O mais absurdo em tudo isso é que essa discussão nem precisaria estar ocorrendo. Não é nossa intenção analisar as intenções que movem cada ministro, muito menos atribuir-lhes a intenção de aliviar a vida dos corruptos; mesmo assim, ainda que os magistrados estejam sinceramente convictos a respeito da retidão de seus votos, sua interpretação tem, sim, se distanciado do que determinam a Constituição e os códigos que regem os processos, bem como dos fatos presentes nos autos, e este é o grande problema que afeta os julgamentos da Lava Jato na corte. Pois a operação só tem sofrido derrotas sucessivas, seja na Segunda Turma, seja no plenário, graças a essas interpretações equivocadas. Foi assim, por exemplo, que o Supremo anulou várias condenações da Lava Jato em que réus delatores e delatados apresentaram alegações finais simultaneamente, mesmo que tudo estivesse perfeitamente de acordo com o CPP e sem que as defesas tivessem comprovado dano algum aos réus delatados. É assim que há a possibilidade real de se considerar Moro suspeito e, com isso, criar um efeito dominó de anulação de sentenças na primeira instância.
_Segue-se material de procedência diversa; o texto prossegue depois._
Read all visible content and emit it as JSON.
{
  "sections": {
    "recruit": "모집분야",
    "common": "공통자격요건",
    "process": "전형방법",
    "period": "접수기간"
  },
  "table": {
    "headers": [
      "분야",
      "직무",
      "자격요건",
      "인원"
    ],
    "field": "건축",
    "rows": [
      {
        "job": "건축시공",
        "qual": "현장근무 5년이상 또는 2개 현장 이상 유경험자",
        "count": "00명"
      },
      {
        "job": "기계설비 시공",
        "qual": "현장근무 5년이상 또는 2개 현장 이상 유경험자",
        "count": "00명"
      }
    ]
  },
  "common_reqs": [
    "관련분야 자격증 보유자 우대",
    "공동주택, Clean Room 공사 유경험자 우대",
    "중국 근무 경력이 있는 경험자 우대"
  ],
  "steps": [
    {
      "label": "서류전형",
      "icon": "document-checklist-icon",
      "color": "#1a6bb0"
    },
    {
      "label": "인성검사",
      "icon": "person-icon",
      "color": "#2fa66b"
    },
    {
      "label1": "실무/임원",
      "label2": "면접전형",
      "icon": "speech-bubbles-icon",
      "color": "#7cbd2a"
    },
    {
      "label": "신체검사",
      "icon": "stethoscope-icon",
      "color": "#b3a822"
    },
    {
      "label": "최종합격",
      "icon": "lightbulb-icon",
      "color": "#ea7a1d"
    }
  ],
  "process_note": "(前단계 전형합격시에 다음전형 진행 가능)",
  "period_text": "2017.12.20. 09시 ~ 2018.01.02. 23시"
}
Já afirmamos recentemente que é inexplicável o silêncio da opinião pública diante do que é, hoje, a maior ameaça à Lava Jato. Não que os ministros tenham de votar segundo o clamor das ruas, mas eles precisam, sim, guiar-se pela melhor interpretação da Constituição e das leis infraconstitucionais, atendo-se aos fatos, sem atribuir aos demais intenções impossíveis de comprovar, como fez Gilmar Mendes a respeito de Moro no caso do doleiro Krug. E isso a sociedade tem o direito de pedir àqueles que ocupam os mais altos cargos do Judiciário brasileiro.